結局のところ今クールで今の時点でもまだ見続けているドラマといえば「地獄先生ぬ~べ~」のみ。出張などもあるので全部を観ているわけではないけれど半分以上は観ている。他のドラマは録画した第1回を観て次を観たいとは到底思えずそのまま観ないまま。「MOZU」は1stシーズンの頃から当ブログの映画レビュー用の作品たち的な意味では注視していたのだが演出の問題というよりも元のストーリーがあんまりなので継続して観ることは厳しかった。でもドラマ中に登場する「ダルマ」という謎の人物の似顔絵は好き。あの絵のまんまのキャラクターが劇中に登場したら絶対にコーヒーを吐くと思う。
ともかく「子供か!」と自分にツッコミたくもなるが「地獄先生ぬ~べ~」だけは楽しんで観ている。
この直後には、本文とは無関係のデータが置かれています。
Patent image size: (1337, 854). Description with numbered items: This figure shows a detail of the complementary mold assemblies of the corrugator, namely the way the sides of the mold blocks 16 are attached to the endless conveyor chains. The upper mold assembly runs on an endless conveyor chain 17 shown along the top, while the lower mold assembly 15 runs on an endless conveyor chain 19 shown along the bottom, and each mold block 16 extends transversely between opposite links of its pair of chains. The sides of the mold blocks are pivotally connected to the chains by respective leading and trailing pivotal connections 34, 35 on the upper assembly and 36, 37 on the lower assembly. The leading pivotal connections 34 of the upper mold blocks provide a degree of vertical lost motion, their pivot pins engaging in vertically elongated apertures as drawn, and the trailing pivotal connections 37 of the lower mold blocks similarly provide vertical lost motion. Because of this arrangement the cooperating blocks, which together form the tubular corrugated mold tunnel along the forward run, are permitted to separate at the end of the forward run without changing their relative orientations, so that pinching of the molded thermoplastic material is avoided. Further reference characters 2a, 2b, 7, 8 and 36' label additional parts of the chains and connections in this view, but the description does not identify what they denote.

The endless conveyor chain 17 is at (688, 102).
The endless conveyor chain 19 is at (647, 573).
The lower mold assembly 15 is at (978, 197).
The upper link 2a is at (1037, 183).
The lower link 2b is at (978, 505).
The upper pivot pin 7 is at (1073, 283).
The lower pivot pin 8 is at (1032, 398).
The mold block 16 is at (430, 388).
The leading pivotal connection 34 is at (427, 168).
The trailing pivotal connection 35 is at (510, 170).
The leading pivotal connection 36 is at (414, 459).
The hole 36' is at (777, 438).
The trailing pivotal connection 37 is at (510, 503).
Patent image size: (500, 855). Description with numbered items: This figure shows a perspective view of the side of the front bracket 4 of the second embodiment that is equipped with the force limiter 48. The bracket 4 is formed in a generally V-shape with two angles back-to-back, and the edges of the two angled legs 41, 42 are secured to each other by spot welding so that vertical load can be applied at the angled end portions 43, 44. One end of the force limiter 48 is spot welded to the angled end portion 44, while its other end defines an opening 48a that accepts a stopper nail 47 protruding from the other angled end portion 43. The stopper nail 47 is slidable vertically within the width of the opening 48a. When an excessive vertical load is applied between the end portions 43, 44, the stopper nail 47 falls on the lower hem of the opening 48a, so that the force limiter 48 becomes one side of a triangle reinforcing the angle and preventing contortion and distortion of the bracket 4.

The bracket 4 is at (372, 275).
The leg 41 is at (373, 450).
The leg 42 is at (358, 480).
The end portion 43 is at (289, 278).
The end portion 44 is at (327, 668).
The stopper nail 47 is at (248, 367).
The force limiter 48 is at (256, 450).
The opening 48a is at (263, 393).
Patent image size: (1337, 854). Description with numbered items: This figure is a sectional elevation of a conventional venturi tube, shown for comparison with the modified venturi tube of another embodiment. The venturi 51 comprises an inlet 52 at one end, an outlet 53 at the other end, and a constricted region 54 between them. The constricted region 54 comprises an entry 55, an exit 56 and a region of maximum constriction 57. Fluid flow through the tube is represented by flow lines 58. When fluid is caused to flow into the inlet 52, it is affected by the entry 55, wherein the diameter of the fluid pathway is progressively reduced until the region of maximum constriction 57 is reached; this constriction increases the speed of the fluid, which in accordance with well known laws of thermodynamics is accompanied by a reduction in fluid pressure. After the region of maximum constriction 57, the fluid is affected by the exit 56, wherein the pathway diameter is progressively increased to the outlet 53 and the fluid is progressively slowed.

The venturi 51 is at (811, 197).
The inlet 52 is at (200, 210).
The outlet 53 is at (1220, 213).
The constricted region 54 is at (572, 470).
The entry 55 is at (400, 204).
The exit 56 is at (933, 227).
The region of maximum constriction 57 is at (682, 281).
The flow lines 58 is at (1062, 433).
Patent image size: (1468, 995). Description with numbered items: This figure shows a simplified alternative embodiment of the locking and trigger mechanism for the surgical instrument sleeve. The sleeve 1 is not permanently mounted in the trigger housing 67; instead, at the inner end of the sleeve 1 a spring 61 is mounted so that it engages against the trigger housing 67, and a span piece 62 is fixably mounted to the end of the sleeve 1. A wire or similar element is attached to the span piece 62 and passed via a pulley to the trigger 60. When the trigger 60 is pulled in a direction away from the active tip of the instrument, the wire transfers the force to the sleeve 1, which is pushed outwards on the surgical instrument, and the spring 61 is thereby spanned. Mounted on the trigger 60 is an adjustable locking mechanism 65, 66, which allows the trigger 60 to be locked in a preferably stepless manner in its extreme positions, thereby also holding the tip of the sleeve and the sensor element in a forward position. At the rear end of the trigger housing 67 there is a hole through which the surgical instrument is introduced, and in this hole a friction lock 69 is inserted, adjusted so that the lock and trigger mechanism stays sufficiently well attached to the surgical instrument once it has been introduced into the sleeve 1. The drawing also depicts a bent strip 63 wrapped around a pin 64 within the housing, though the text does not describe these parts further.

単純明快、勧善懲悪な話も悪くないと思う上に、原作と同じく妖狐・玉藻(たまも)の葛藤がよく描かれている。冷徹な妖怪だったはずの玉藻がぬ~べ~や生徒たちを守ってしまう自らの行動に動揺しながらも人間たちを受け入れていく姿はカッコイイ。
そのドラマ「地獄先生ぬ~べ~」のキャストで1番叩かれているのは先ず間違いなく元KARAの知英(ジヨン)だろう。なにしろ日本の代表的妖怪である雪女役なのに日本語の発音が完璧とは言い難いのだ。ミジンコもドラマを見始めた当初に感じた違和感は相当なものでそのキャスティングには疑問だった。他にもCGのショボさ、演者たちの演技力が総じて低いこと、いや控え目に言っても棒読み寸前な若手タレントたちが尋常ではない数でドラマが破綻しかかっている・・・・が破綻はしてない。正直、面白い。だから見続けている。
なぜか?
演者たちが総じて一生懸命だからだろう。特に若手たちには土曜21時のキー局制作のドラマ出演なんて千載一遇のチャンスだ。「次」は簡単にまわってくるものではない。厳しいようだが生徒役の若手たちはここで評価を得ないことには次は無いかもしれないのだ。大手事務所に所属しようとも、いわゆる良く耳にする「ゴリ押し」というものがあろうとも、ドラマ、ましてや全国放送枠に出演できるチャンスは余りにも狭き門なのだ。実際、ほんの一握りの役者以外はドラマに出演し続けることも叶わない。「地獄先生ぬ~べ~」に出演している生徒役の若手たちは例外なく演技力はひじょーーーーーーーーーに「今後に期待」という程度だ。下手くそとか言う以前に「頑張りましょう」なレベルなのだからお世辞にも褒められない。それでもディレクターに叱咤されたことをなんとかやろうと苦心していることが演技から窺える。やる気はあるんだろうなと。その「やる気」が下手くそなことの言い訳にはならないことを彼等も分かっているのだろう。だから必死なのだろう。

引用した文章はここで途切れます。